No cost seemed to be spared in the run-up to the Paris launch, with ads on city buses and the underground and even Paris bakers selling the traditional baguette in paper bags announcing the "Tokyo to Paris" launch.

Referring to its European competitors H & M from Sweden and and Zara from Spain, whose lines sell like hot cakes and whose stores too are close to the new 2,000-square-metre (-yard) shop, Yanai said "I think there is a lot of room" for Uniqlo to muscle into the market.

"H & M and Zara just sell fashion. We are different, we are offering high quality clothing," added Yanai, who according to Forbes magazine is Japan's richest man.

"Our philosophy," he said, is that "a shirt, jacket or sweater are just spare parts which an individual combines to express their personality.
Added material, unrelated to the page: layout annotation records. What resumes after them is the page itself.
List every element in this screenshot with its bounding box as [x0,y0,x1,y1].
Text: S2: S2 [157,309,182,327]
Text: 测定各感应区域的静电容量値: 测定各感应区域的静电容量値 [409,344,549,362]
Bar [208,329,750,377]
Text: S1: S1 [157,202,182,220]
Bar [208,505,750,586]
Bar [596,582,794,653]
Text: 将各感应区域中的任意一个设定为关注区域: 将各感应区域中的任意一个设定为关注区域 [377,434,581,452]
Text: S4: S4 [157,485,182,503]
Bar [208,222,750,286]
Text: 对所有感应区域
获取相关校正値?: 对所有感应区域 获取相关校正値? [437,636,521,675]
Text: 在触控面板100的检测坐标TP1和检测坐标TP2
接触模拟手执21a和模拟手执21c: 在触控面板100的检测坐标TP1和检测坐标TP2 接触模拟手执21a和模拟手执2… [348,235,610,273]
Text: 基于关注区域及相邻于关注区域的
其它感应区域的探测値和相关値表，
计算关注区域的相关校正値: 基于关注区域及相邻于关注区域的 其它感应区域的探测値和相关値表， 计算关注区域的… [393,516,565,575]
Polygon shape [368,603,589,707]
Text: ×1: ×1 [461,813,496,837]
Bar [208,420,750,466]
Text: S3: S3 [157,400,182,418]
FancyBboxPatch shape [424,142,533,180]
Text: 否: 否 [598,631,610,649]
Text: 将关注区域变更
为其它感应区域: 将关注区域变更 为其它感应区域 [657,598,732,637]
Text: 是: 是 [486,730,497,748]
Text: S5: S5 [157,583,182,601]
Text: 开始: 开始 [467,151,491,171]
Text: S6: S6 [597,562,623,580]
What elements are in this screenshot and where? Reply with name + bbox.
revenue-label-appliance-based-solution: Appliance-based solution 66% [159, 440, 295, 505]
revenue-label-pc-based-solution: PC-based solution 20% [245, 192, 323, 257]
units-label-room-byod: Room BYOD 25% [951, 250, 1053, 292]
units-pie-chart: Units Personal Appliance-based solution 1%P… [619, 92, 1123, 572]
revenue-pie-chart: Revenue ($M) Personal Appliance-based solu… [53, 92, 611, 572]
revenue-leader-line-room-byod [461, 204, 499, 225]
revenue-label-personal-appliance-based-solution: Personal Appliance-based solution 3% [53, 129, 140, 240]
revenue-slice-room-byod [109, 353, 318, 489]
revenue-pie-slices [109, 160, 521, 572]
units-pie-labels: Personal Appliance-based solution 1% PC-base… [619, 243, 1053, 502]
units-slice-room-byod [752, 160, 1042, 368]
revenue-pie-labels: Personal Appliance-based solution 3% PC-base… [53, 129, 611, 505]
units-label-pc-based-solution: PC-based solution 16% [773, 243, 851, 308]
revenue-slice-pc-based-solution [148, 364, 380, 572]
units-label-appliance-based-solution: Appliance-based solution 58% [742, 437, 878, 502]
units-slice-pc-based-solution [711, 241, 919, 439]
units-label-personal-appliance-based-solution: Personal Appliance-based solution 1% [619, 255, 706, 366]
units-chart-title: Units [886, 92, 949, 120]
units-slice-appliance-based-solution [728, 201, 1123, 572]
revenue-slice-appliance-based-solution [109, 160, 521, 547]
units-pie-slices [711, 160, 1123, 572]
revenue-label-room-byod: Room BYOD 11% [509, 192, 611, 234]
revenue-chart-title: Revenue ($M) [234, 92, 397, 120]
That is why we seek to sell very basic but very high quality clothes."

He added: "It is up to us to offer products that are sufficiently attractive to seduce customers," citing high-tech items such as clothes made of a fine fabric that gives off heat or a feather-light coat weighing 270 grams (about 10 ounces).

Uniqlo, known for high-quality basics such as affordable cashmeres with quintessentially Japanese craftsmanship, manufactures its clothes mostly in Asia, in China, Indonesia, Vietnam and Bangladesh.

For the Paris launch, customers are being offered cashmeres at less than 40 euros and men's jeans under 10 euros.

"We are the only company in the world able to offer products of this quality at low cost," Yanai said.